In SQL Server 2008 there have been some enhancements made for plan_guides and plan forcing. The biggest change is that you can create a plan from the plan cache directly, rather than using the rather long set of steps that you needed in SQL Server 2005. You only need a few lines of boilerplate code, setting up and invoking sp_create_plan_guide_from_cache, and the plan guide is automatically created. See SQL Server 2008 Nov 2007 for details and copious examples. The concept of creating a plan guide from a query plan already in cache is known as "plan freezing".
You can also validate that a plan guide will still be used (after dropping an index, for example) by using the new sys.fn_validate_plan_guide function. In addition, its easy to see if a Plan Guide is being used or not with the profiler trace events "Plan_guide_successful" and "Plan_guide_unsuccessful", located under the "Performance" category. These can also be monitored over time with two new perfmon counters "Guided Plan Executions/sec" and, what has to be the most humorous perfmon counter "Misguided Plan Executions/sec".
One other plan guide enhancement that doesn't seem to be mentioned in BOL is that you can use plan guides for INSERT, UPDATE, DELETE, or even MERGE statements in SQL Server 2008. This feature works in the SQL Server 2008 Nov CTP (CTP5).
As always the standard disclaimer is "query hints are (usually) evil" but if you're desperate enough to need plan forcing or plan freezing, its good to know that its there.
One reason why I've seen people use plan freezing is as a hedge against plan instability that can result from what's known as "parameter sniffing". Parameter sniffing is usually a good thing; the query processor sniffs the parameter values the first time you execute a parameterized stored procedure and uses the statistics based on those parameters accordingly. However, if your "first time execution" was based on uncommon parameter values, you're now stuck with a suboptimal plan. Plan freezing can be use to freeze a plan that's most optimal and "override" parameter sniffing. You just have to catch such a plan in the cache.
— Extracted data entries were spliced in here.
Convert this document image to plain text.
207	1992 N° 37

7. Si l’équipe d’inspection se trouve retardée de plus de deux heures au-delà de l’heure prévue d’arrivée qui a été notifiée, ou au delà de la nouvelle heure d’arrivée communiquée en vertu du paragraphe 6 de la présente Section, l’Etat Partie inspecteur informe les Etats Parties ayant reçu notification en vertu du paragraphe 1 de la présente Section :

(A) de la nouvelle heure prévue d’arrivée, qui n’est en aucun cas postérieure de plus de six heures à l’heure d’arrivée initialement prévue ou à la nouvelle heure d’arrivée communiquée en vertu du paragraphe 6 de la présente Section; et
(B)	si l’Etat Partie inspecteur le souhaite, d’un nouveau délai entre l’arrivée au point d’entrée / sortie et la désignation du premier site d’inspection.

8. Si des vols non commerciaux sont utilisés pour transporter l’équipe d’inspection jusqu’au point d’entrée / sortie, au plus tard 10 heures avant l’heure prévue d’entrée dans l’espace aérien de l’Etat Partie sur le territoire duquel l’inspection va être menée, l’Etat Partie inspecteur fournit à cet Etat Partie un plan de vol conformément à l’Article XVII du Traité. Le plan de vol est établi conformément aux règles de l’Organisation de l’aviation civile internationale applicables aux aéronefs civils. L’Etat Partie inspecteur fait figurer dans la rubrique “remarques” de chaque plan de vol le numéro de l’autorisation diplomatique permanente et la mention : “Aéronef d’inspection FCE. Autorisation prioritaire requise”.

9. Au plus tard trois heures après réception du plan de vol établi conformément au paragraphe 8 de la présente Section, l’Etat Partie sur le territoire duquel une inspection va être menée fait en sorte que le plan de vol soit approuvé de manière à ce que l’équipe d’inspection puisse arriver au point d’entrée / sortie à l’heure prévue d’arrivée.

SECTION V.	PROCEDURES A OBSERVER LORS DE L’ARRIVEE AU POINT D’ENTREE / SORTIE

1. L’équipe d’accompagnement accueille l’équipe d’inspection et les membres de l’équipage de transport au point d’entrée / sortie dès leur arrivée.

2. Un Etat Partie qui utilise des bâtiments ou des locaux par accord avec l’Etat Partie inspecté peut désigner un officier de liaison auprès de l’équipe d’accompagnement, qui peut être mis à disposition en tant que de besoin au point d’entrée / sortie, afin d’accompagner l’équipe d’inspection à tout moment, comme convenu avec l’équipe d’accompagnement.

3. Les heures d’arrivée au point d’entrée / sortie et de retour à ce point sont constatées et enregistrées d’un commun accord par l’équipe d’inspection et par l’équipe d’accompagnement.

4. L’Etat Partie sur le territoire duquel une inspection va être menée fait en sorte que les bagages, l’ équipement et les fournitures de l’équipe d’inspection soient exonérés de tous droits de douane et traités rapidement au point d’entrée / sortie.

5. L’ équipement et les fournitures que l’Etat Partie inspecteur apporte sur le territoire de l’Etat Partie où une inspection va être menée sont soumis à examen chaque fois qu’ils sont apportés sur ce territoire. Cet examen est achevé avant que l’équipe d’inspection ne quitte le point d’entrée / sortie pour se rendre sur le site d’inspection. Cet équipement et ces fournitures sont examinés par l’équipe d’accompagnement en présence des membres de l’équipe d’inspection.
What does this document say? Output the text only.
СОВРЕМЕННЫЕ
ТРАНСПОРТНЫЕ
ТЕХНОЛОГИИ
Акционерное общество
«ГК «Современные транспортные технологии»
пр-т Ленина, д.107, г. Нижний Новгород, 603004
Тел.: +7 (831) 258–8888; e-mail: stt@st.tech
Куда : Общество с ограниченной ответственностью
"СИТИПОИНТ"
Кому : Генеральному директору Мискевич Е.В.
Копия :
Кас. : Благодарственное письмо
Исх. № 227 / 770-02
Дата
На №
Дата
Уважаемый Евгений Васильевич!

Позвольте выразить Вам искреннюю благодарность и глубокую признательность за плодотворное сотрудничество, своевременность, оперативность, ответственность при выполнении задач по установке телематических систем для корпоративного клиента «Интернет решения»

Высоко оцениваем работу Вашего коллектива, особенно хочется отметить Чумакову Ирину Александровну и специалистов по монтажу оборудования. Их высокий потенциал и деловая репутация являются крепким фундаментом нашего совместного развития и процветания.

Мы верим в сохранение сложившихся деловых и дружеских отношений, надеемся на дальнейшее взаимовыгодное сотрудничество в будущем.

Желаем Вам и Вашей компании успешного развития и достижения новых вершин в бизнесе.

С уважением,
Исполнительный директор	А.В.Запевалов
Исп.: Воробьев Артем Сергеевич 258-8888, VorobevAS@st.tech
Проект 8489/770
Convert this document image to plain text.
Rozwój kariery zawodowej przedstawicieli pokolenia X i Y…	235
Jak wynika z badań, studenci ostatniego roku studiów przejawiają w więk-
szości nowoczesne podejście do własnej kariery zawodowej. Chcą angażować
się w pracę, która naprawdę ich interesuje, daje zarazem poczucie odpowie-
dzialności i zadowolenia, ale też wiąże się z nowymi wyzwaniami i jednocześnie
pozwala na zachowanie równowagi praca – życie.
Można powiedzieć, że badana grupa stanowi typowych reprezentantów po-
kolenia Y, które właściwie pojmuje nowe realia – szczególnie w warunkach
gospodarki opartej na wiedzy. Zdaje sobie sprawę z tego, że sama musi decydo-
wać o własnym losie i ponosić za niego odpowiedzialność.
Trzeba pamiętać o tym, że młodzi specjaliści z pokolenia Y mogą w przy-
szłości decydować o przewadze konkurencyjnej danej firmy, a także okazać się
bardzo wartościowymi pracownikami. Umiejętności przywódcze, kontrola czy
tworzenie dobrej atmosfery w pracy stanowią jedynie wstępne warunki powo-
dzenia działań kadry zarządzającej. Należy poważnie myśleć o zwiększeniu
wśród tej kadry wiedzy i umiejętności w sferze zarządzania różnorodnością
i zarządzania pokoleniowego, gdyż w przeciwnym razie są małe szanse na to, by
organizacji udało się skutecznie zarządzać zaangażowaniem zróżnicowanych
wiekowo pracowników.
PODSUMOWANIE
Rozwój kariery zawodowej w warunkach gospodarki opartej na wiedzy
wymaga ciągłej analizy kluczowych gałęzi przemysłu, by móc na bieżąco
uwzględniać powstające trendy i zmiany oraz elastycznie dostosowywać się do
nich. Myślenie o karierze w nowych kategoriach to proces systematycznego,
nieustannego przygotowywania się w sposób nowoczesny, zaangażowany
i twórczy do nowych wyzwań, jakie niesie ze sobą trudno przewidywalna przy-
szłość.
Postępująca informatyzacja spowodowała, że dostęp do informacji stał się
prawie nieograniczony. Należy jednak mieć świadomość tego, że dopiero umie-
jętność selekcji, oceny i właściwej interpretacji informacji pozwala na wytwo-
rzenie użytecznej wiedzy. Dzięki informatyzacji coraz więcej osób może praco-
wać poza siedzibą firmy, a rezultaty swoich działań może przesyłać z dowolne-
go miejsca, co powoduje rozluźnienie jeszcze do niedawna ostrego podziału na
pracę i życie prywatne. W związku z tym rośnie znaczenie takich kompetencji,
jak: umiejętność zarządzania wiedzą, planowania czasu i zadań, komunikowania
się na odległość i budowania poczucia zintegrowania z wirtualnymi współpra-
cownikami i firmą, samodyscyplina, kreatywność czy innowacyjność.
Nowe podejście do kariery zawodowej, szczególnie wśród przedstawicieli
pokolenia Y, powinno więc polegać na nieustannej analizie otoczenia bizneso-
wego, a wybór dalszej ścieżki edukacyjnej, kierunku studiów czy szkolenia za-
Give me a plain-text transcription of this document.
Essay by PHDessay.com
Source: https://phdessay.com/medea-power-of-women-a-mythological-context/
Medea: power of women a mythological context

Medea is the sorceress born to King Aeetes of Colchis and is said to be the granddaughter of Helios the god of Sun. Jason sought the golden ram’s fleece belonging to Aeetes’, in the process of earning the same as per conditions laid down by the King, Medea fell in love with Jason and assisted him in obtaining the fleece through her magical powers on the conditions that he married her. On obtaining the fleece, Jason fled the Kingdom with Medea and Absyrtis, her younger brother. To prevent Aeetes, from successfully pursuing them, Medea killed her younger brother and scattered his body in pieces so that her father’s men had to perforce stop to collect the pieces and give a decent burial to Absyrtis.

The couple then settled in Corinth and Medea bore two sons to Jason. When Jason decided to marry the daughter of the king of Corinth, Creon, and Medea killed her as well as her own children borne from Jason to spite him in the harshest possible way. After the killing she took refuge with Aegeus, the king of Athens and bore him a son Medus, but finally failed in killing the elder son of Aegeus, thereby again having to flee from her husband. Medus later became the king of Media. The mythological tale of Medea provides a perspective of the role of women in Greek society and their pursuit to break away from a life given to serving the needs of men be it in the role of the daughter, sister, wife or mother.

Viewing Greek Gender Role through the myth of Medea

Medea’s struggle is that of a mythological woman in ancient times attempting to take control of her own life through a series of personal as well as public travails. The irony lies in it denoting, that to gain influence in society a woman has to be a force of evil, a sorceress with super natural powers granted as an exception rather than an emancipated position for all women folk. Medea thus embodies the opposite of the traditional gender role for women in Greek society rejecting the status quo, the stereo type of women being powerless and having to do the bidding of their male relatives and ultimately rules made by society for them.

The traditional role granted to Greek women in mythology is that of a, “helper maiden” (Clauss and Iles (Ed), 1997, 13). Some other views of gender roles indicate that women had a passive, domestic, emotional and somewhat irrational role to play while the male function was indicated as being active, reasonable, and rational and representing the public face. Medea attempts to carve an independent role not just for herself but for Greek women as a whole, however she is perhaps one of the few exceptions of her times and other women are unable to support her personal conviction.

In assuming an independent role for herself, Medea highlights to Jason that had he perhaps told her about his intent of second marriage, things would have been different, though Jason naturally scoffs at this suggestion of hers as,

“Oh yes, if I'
The drawback is, of course, that you are stuck with the same plan even if the statistics change. I'm sometimes accused of liking plan guides and plan forcing too much, but perhaps it's because I'd oftentimes get a call when parameter sniffing (or a service pack: yes, it does happen every now and again) changed to a query plan that is suboptimal. For those trouble calls (ie, "my query just starting running 4 times slower today and the plan is different from yesterday") plan_guides/forcing let you change the plan without changing the underlying code. When the fix arrives, you just disable the plan guide to let the optimizer go on its merry way.